The Court of Appeals of New York, upon reconsideration of the Seider attachment and the jurisdictional questions involved therein, abrogated the effect of New York CPLR Section 320 as it applies to attachments by limiting the recovery to the extent of the proceeds of the policy “even though he [the defendant] proceeds with the defense on the merits.” Simpson v. Loehmann, 21 N.Y.2d 990, 290 N.Y.S.2d 914, 238 N.E.2d 319 (1968). In consequence in-persona jurisdiction is not obtainable over a defendant in a Seider proceeding even if he defends on the merits.

The defendants then are not subject to the personal jurisdiction of the court, but the defense is improperly raised within the context of proceedings herein and the only viability of the defense is limited to a subsequent effort to enforce a judgment in excess of the policy limits by the plaintiffs.

Defendants’ second affirmative defense, that the court lacks in rem jurisdiction, has been previously ruled upon by Justice Ryan of the Southern District of New York by an endorsement attached to the parties' prior motions, and the court directs the same to be dismissed.

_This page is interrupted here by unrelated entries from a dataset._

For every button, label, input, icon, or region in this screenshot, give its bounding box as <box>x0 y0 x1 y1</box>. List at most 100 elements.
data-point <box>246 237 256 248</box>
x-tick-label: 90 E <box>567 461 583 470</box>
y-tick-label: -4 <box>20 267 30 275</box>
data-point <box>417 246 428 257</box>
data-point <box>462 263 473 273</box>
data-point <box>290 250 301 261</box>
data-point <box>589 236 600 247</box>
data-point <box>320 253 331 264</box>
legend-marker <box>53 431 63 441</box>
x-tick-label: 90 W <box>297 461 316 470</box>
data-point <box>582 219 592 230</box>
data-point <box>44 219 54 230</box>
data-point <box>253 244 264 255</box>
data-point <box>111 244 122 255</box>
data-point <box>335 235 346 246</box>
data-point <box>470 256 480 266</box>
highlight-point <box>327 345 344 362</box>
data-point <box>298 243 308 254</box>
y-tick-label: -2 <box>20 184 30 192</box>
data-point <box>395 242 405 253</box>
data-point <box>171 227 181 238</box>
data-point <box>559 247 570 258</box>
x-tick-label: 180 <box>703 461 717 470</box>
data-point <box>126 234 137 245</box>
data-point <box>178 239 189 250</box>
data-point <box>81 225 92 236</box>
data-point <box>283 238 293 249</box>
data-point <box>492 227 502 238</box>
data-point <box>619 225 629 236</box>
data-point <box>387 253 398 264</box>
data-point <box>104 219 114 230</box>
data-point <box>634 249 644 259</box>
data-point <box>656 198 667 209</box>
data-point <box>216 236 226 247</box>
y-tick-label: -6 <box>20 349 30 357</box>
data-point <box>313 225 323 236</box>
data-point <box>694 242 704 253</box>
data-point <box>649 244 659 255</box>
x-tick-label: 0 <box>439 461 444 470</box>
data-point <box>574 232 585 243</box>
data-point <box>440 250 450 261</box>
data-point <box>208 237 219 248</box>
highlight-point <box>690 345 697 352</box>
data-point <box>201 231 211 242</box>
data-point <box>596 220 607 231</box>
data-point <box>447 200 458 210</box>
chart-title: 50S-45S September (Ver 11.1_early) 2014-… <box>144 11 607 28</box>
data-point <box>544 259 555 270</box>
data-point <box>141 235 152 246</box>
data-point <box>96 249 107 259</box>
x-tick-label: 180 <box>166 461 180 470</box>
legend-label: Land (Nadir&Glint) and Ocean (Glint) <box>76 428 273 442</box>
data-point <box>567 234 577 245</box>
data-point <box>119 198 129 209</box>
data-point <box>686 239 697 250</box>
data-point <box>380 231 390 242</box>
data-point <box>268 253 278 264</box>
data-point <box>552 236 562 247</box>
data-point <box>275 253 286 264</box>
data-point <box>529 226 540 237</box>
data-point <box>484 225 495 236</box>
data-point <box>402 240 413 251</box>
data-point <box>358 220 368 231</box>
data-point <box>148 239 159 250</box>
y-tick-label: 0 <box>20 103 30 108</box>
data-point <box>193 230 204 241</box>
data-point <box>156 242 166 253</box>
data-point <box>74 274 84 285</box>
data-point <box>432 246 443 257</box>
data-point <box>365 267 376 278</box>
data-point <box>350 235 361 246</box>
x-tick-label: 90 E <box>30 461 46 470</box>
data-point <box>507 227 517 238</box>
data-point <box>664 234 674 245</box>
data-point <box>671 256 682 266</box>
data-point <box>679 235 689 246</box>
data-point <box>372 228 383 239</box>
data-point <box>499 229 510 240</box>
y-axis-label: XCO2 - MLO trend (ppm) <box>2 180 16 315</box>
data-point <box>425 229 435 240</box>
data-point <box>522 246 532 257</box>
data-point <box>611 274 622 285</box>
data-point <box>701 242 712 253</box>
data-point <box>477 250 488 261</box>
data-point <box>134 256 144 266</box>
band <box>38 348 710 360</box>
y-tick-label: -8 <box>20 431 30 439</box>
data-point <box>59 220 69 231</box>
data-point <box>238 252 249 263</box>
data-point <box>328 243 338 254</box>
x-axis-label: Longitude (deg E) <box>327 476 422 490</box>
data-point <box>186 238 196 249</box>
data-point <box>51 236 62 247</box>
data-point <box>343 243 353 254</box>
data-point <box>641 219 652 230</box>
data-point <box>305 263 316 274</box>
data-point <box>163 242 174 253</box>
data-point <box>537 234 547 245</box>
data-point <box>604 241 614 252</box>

As to the other questions at- issue before the court, the court deems it necessary to hold its decision in abeyance in light of the Van Dusen decision, supra, requiring the application of the transferor court’s substantive law including its conflicts rules, enlisting the advisement of further briefs and for oral argument by the parties in support of their positions.

ORDER GRANTING VOLUNTARY DISMISSAL

This matter came on to be heard on the motion of the plaintiffs that the court voluntarily dismiss the above-captioned matter and proceed with No. 69-418 Civil, a transferred action; and the court having considered the motion, the briefs of parties, and being fully advised, *13It is ordered that plaintiffs’ motion to voluntarily dismiss the pro se action, No. 69-281 Civil, be and the same is hereby granted.

SUPPLEMENTAL ORDER

And now, this 13th day of July, 1970, It Is Ordered that plaintiffs’ motion to dismiss the affirmative defenses and counterclaim contained in defendants’ answer is granted as to defendants’ first and second affirmative defenses; plaintiffs’ motion for voluntary dismissal of their pro se action, to No. 69-281 Civil, has been granted by order of the court this day;

It Is Further Ordered that the motion by defendants and the intervenor to dismiss the complaint is hereby denied.

The court will withhold its decision on all other issues in this action, and counsel for both parties shall submit additional briefs in support of their positions to the court within 20 days of this date, and oral argument will be heard by the court on the 18th day of August 1970, at 10:00 A.M., at Harrisburg, Pennsylvania.

. Landau Auto Leasing, Inc., has been dismissed from the case by stipulation of plaintiffs and attorneys for the defendants dated Nov. 10, 1969.